図1 文書ファイルに偽装した実行ファイル


次に、同じフォルダにWord文書を新規作成して並べてみる。Windowsの初期設定では、登録されている拡張子は表示されないため、やはり、これだけで見分けるのは難しいことがわかる。


図2 左が偽装した実行ファイル、右がWord文書ファイル
登録されている拡張子は表示しない(既定の設定)

ここで、フォルダーオプションから表示を選択し、既定で有効になっている「登録されている拡張子は表示しない」のチェックを外してみる。

図3 登録されている拡張子は表示しないのチェックを外す


すると、図4の様に拡張子が表示されるようになった。

図4 左が偽装した実行ファイル、右がWord文書ファイル
登録されている拡張子は表示しないのチェックを外した状態


更に、エクスプローラーの表示方法を「詳細」に変更してみる。

図5 詳細表示にしてファイルの種類を表示させる


すると、偽装したファイルでは、ファイルの種類が「アプリケーション」と表示されるようになった。
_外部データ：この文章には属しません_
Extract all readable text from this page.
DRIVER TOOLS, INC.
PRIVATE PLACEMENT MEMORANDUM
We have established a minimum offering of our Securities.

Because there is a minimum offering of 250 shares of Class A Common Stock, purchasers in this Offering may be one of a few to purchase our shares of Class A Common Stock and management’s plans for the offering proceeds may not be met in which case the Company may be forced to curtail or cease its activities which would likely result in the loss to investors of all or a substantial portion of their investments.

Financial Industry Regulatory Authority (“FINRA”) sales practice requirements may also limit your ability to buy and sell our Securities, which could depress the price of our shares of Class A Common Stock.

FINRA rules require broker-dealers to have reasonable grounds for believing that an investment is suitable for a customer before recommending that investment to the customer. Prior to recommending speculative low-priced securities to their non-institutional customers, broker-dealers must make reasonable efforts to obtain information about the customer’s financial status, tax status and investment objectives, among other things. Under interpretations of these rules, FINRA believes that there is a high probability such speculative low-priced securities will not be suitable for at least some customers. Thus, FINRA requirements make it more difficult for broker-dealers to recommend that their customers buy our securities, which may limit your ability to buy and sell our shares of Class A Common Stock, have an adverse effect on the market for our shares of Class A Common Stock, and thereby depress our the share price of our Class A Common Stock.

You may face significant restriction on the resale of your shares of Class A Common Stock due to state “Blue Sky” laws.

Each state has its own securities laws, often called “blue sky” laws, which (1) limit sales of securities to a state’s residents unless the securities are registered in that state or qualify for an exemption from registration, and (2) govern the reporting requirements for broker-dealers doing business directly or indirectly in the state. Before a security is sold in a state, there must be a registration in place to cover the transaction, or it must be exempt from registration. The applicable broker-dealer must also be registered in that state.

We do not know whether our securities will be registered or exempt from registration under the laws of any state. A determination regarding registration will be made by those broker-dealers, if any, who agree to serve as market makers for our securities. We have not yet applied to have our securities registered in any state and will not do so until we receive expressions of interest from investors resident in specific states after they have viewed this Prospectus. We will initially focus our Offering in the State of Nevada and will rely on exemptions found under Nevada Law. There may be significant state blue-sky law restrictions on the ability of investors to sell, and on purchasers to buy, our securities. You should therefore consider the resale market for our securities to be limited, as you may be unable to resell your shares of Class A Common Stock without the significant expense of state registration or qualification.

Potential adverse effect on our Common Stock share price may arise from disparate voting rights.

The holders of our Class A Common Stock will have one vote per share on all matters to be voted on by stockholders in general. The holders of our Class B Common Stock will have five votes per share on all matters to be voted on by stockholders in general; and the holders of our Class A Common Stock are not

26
この様に、メールの添付ファイルを開く場合は、必ずファイルの拡張子と種類を表示させ、確認することを周知し、それを徹底させる訓練を行うことで、例え、標的型メールの送信元アドレスや本文が業務内容に沿った巧妙なものであっても、偽装された実行ファイルと見抜くことは可能なのではないか?

JTBでは、定期的に標的型メール攻撃に使われるものに似た疑似メールを送るなどの訓練を行っていたとされるが、果たしてこのような項目に着目した訓練を行っていたのだろうか?



更に、添付された圧縮ファイルを開く時に、Windows標準のエクスプローラーを使用していれば、図6の様に、偽装アイコンは表示されないし、実行ファイルの実行時には「セキュリティの警告」が表示される

図6 Word文書に偽装した実行ファイルをZIP圧縮し添付
Outlookで受信、Windows標準のアーカイバで解凍(Windows7)



エクスプローラーではなく、Lhaplusなどのサードパーティ製の解凍ソフトを使用している場合は、ZoneIDが欠落してしまうため、警告なしで実行ファイルが実行される。しかし、この場合でも、ファイルの拡張子と種類を表示させ確認することを徹底させていれば、実行ファイルと気付くことは可能なはずだ。
図7 Word文書に偽装した実行ファイルをZIP圧縮し添付
Outlookで受信、Lhaplusで解凍(Windows7)

また、その他にも、「Windows SmartScreen」や「ソフトウェア制限ポリシー」「AppLocker」など、Windowsの標準機能だけで、標的型メール攻撃に有効な対策は色々とある。これらについては、以下の記事で詳細を解説しているので、詳しくはそちらを参照いただきたい。

設定を見直すだけ、いますぐ簡単にできる「標的型メール攻撃対策」
http://www.atmarkit.co.jp/ait/articles/1409/05/news006.html
続・設定を見直すだけ、いますぐ簡単にできる「標的型メール攻撃対策」
http://www.atmarkit.co.jp/ait/articles/1509/16/news007.html

「すぐできる標的型攻撃対策 Windows標準のセキュリティ機能を利用した対策」
http://www.jnsa.org/aboutus/jnsaml/ml-71.html


まとめ


  1. 標的型メールの送信元Fromアドレスや、タイトル、メール本文、添付ファイル名は、業務内容からみて全く違和感のない巧妙なものになっている。これらから標的型メールかどうかを見極めるのは不可能。
  2. 標的型メールの典型的な手口は、文書ファイルにアイコン偽装した実行ファイル(.exe .scr等)をZIP等で圧縮して添付するもの。
  3. 拡張子、ファイル種類(詳細表示)を常に表示させる様な設定をシステムとして行う。(グループポリシーの「フォルダオプション」)
  4. 添付ファイルの解凍後は、ファイルの拡張子、種類を必ず確認することを周知し、それを徹底させるような訓練を行う。
  5. その他にも、「セキュリティの警告」「Windows SmartScreen」「ソフトウェア制限ポリシー」「AppLocker」など、Windows標準のセキュリティ機能だけで、標的型メール攻撃に有効なものがあるので、それらを有効活用する。